In the original description, Powell described the species as follows:

The first known member of the elongata series. It differs from all other species in having the middle whorls devoid of axials. Spire angle 45 degrees. Aperture + canal 1.308 times height of spire. Adult whorls 8; protoconch missing. Periphery situated from below the middle to the lower third of whorl height, bluntly angled on the whorls hearing axials but narrowly rounded on those devoid of axials. First four post-nuclear whorls with fold-like axials, next three whorls including the penultimate without axials, body-whorl with eight blunt slightly vertically compressed prominent nodules. The shoulder is broadly but distinctly concave, and descends at an angle of 145 degrees to the axis of the shell. Surface sculpture fine of approximately evenly developed threads, 25-28 per centimeter. Three to five slightly stronger spirals traverse the peripheral nodules.

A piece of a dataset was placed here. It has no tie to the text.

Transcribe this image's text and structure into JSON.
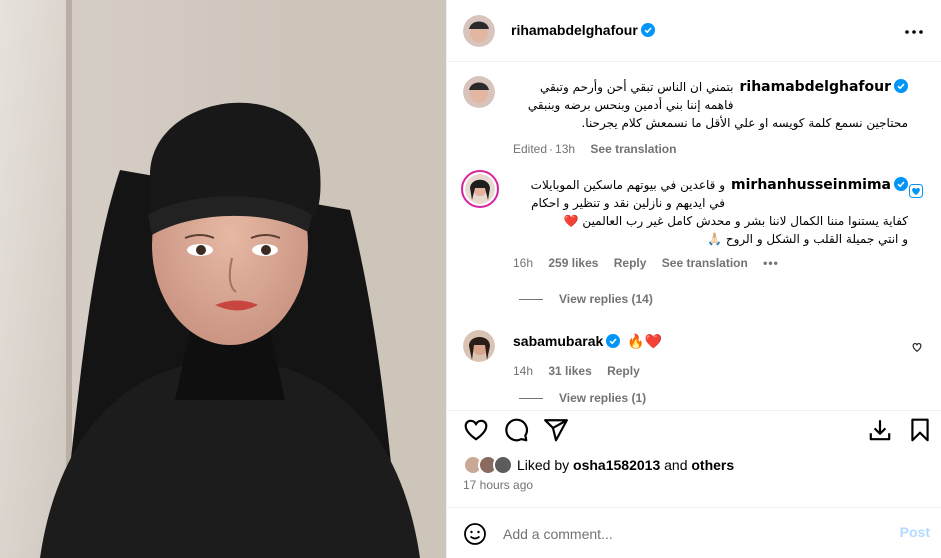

Aperture finely lirate within the
slightly thickened outer lip.

The holotype of the species has a height of 125 mm and a diameter of 56 mm.

==Taxonomy==

The species was first described by A.W.B. Powell in 1947, using the name Verconella hiatula. The genus Verconella was synonymised with Penion in 1954, leading to the species' current accepted name. The holotype was collected in January 1927 by A. W. B. Powell, from the South Taranaki Bight coast between the Kai Iwi Stream and Okehu Stream in the Whanganui District, New Zealand, and is held by the Auckland War Memorial Museum.

==Distribution==

This extinct marine species occurs in Pliocene (Opoitian stage) of New Zealand, dating to 5.33 million years before the present.